GGA + U study of native point defects in ZnRh2O4

Abstract

ZnRh2O4 spinel is the one of the most promising transparent conducting oxides for applications in optoelectronic technology. Energy levels and formation energies of native point defects, i.e. vacancies (V), interstitials (I), and cation antisites in ZnRh2O4 were analysed. Generalized gradient approximation (GGA) was supplemented by the +U on-site corrections imposed on d(Rh) and p(O) states. The inclusion of the pronounced distortions of the anion sublattice was necessary to obtain the correct band gap. U was treated as a free parameter, which allowed for the systematic study of the U-induced changes of the defect states. A diagram of the thermodynamic phase stability of ZnRh2O4 was obtained.

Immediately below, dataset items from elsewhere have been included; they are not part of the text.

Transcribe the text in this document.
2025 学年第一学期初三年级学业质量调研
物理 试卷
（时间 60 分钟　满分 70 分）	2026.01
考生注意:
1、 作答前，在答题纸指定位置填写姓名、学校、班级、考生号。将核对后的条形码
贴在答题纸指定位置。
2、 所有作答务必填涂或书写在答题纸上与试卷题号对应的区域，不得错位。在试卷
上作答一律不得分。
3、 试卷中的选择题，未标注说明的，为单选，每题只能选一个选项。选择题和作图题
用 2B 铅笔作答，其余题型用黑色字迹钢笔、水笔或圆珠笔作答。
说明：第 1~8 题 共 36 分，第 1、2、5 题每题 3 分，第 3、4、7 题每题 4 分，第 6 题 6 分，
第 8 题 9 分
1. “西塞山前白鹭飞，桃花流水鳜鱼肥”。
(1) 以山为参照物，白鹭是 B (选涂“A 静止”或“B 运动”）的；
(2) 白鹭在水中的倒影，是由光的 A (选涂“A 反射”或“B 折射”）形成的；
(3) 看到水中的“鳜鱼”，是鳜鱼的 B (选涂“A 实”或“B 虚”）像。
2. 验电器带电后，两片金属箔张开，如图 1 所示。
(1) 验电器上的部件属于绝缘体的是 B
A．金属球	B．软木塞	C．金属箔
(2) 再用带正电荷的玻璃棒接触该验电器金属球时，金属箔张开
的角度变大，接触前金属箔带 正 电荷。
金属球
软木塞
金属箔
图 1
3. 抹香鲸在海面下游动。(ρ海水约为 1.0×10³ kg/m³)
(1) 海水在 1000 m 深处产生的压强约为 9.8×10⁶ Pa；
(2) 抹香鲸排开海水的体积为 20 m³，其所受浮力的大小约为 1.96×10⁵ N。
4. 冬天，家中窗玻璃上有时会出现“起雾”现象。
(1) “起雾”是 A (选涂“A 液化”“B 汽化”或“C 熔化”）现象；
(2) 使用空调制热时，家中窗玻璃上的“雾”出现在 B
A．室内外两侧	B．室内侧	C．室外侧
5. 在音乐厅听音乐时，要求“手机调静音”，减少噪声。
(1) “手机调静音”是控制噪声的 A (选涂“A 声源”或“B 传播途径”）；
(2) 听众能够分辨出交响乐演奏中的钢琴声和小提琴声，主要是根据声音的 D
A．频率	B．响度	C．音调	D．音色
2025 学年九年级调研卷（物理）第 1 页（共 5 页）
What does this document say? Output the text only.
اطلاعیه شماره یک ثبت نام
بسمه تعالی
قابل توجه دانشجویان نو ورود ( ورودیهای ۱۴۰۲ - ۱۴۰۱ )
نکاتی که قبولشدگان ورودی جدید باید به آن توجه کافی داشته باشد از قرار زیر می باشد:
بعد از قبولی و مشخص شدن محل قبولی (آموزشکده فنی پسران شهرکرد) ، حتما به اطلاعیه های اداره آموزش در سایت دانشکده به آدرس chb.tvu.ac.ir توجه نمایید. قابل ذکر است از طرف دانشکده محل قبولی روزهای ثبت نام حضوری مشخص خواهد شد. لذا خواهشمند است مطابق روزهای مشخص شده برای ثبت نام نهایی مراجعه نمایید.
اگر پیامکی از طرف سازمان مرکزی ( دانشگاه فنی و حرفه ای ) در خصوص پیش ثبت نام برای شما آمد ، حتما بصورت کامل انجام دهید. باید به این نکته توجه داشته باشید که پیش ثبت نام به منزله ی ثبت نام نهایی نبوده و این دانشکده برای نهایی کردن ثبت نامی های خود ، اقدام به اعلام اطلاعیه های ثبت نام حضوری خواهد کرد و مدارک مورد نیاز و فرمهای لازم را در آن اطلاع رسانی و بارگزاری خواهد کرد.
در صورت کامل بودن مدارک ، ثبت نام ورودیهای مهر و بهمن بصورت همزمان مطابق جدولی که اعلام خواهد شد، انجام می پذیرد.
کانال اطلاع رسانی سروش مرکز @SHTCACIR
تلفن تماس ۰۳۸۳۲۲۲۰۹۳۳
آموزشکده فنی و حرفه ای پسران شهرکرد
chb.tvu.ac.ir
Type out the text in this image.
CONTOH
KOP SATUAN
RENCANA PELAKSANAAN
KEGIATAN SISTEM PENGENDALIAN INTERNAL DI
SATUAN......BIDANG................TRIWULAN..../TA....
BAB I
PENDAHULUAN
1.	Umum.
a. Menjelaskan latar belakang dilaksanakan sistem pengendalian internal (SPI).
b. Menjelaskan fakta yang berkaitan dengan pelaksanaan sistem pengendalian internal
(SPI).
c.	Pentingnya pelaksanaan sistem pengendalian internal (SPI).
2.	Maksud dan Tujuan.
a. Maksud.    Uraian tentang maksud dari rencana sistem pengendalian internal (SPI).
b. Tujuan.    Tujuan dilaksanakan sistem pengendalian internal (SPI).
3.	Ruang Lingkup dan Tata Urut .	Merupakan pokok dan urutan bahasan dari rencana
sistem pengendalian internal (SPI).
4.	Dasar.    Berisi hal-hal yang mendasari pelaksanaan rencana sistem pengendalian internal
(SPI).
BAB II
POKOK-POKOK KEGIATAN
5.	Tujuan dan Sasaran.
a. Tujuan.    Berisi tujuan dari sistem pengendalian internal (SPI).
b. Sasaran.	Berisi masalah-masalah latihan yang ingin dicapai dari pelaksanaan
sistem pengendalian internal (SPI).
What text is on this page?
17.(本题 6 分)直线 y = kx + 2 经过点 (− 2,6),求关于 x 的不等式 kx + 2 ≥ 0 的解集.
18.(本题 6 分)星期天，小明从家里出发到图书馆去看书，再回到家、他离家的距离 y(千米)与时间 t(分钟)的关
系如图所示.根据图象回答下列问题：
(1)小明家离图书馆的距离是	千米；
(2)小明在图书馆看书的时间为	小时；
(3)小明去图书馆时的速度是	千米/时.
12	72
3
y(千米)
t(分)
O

ZnRh is the dominant acceptor that can be responsible for the observed p-type conductivity in ZnRh2O4. The low formation energy of ZnRh can make the intentional n-doping difficult. In the O-rich conditions the second important acceptor is VZn. The two dominant donors that can compensate ZnRh in Zn-rich and O-rich conditions are VO and RhZn, respectively. Growth conditions leading to the lowest concentrations of native defects were identified. Due to the pronounced occupancy dependence of the +U term, VO and RhZn are ‘negative-Ueff’ centres.